An Indian Army convoy carrying 46 soldiers was ambushed in Moltuk valley at Parolong in Chandel district of Manipur bordering Mayanmar at 0830 hours on June 04, 2015.
Eighteen soldiers of 6th Battalion The Dogra Regiment were killed in this deadly ambush. Charred remains of those troops recovered narrate the horrific nature of this attack.
This terrain completely favours the insurgents. Dense under growth where at places even the sunlight fails to touch the ground.
The deadliest attack in 33 years; this ambush on an administrative convoy, just about 15 km from the Myanmar border, was reportedly carried out by a combined team of cadres drawn from Manipur-based outfits like the KYKL (KangleiYawolKannaLup), the KCP (Kangleipak Communist Party) and the Khaplang group of the National Socialist Council of Nagaland (NSCN-K). It is feared that these attackers might have fled across in to Mayanmar.
The ambush took place on a convoy of four vehicles carrying troops proceeding on leave to Impahl. This convoy also included a Ghatak team (commandos) comprising anywhere upto 20 odd troops.
These specialist troops were to disembark at Machi post of 20 Assam Rifles enroute. As per our sources this ambush was tactically very well sited between the Road Opening Area of Responsibility bordering 20 Assam Rifle and 6 Dogra.
This terrain completely favours the insurgents. Dense under growth where at places even the sunlight fails to touch the ground. Restricted visibility, very high humidity, wild animals, insects and reptiles make this into one of the most frightening places to operate.
As this convoy was meandering through this thickly wooded hilly terrain, the first two vehicles were targeted by the insurgents in a well laid out ambush. They fired Rocket Propelled Grenades supported by heavy small arms fire.
This resulted in vehicles catching fire,burning to death the mounted troops instantaneously. The Indian Army troops were completely taken by surprise thus unable to retaliate in the manner rehearsed.
Going by the past incidents of such a nature, the North East insurgents are known to be carrying out dry rehearsals stretching into weeks before springing an operation. This also hints at failed intelligence on part of the Indian Army.
The soldiers overwhelmed by the violence were apparently shocked and confused. Advantageous situation for the attacker, the insurgents came out of their cover lobbing hand grenades on the survivors and slaying them with their machetes popularly known as Dah.
The selection of this site was meticulously done probably after a thorough recce and detailed planning. Going by the past incidents of such a nature, the North East insurgents are known to be carrying out dry rehearsals stretching into weeks before springing an operation. This also hints at failed intelligence on part of the Indian Army.
And as per their modus operandi the North Eastern insurgents have always executedprecise and lightening annihilation ambushes. Thus going by their history, any military observe of the North East would term this as a poorly executed operation on behalf of the insurgents. After all nearly majority of the soldiers did survive killing one of the insurgents.
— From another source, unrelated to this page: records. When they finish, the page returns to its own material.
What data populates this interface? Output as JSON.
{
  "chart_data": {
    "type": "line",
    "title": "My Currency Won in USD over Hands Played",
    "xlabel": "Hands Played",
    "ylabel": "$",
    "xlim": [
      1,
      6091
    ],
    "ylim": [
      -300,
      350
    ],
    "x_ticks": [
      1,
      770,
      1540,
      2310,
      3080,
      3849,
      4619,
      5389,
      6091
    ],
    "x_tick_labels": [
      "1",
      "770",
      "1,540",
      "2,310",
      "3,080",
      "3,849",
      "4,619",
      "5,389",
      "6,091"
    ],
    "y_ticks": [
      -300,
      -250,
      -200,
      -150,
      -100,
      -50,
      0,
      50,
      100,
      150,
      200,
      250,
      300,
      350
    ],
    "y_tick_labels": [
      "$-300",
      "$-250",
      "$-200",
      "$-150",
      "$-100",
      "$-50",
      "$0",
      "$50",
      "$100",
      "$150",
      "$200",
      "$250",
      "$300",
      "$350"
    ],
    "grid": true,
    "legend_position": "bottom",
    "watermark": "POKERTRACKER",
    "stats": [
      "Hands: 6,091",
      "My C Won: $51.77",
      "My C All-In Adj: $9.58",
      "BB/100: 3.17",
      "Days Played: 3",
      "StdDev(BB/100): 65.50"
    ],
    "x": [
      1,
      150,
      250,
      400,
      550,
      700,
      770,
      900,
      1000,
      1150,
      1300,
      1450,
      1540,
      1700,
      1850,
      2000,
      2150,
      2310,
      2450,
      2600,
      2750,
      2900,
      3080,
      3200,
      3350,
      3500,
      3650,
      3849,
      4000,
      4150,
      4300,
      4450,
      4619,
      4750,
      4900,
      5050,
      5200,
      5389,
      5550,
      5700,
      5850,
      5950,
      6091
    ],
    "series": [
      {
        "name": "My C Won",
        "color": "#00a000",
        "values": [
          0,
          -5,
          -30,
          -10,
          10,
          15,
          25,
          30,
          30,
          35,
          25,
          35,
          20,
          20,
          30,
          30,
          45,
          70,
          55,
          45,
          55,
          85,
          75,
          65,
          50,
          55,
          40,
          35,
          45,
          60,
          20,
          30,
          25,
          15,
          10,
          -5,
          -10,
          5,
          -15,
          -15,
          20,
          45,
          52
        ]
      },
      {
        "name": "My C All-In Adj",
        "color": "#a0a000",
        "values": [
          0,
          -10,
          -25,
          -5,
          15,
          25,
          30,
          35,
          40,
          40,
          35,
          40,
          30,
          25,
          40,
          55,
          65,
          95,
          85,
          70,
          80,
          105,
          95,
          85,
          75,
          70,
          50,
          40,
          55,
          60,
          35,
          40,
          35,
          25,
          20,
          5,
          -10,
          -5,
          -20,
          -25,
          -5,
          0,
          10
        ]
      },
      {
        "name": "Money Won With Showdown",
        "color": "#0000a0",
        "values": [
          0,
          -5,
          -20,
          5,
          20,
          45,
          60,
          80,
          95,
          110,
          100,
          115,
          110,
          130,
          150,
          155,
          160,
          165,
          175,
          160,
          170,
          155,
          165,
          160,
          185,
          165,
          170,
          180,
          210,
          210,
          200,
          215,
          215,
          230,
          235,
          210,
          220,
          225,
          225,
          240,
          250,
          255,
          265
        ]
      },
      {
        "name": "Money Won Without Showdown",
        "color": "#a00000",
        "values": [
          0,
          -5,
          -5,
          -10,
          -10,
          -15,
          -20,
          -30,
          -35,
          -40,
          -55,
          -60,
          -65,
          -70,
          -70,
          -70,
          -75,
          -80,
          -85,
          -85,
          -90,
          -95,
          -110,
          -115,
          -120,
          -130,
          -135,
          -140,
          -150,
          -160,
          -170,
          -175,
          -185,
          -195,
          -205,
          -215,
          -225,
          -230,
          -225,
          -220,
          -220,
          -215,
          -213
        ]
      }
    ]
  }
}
In a state where abnormal is normal and a vast majority favours secessionism, it is unlikely for the peace to return soon. This incident has however has vindicated the stand of those military professionals who have opposed in unison the call to abrogate the Armed Forces Special Powers Act (AFSPA).
It is high time that the activists and the members of our civil society, who cry in support for human rights of those generally sympathising the insurgent violence and demonise the soldiers in the line of duty, should be probed to rule out any foreign hand.
Unlike the state of J&K, the insurgency in the North East is not driven by religious motivation but it is an out crop of years of neglect and failed state machinery.
In the words of noted writer and journalist, Kishlay Bhatacharjee, “Manipur has been living through protracted insurgency. While there are several opinions, two of the most significant reasons for its never-ending war are a) the state’s defunct police force and b) the failure of the Indian state to formulate a counter-insurgency policy after engaging in internal strife for over 50 years. There are several other reasons for this.
Police administration in Manipur has virtually collapsed and the North Block is seized of the situation. It is deeply corrupt; the officer in charge of vigilance that comes directly under the chief secretary is reportedly sitting on over 700 cases: the disposal rate is abysmal.
There are 7,000 vacancies in the police department but the process of recruitment and posting have always been questionable”.
Unlike the state of Jammu and Kashmir, the insurgency in the North East is not driven by religious motivation but it is an out crop of years of neglect and failed state machinery.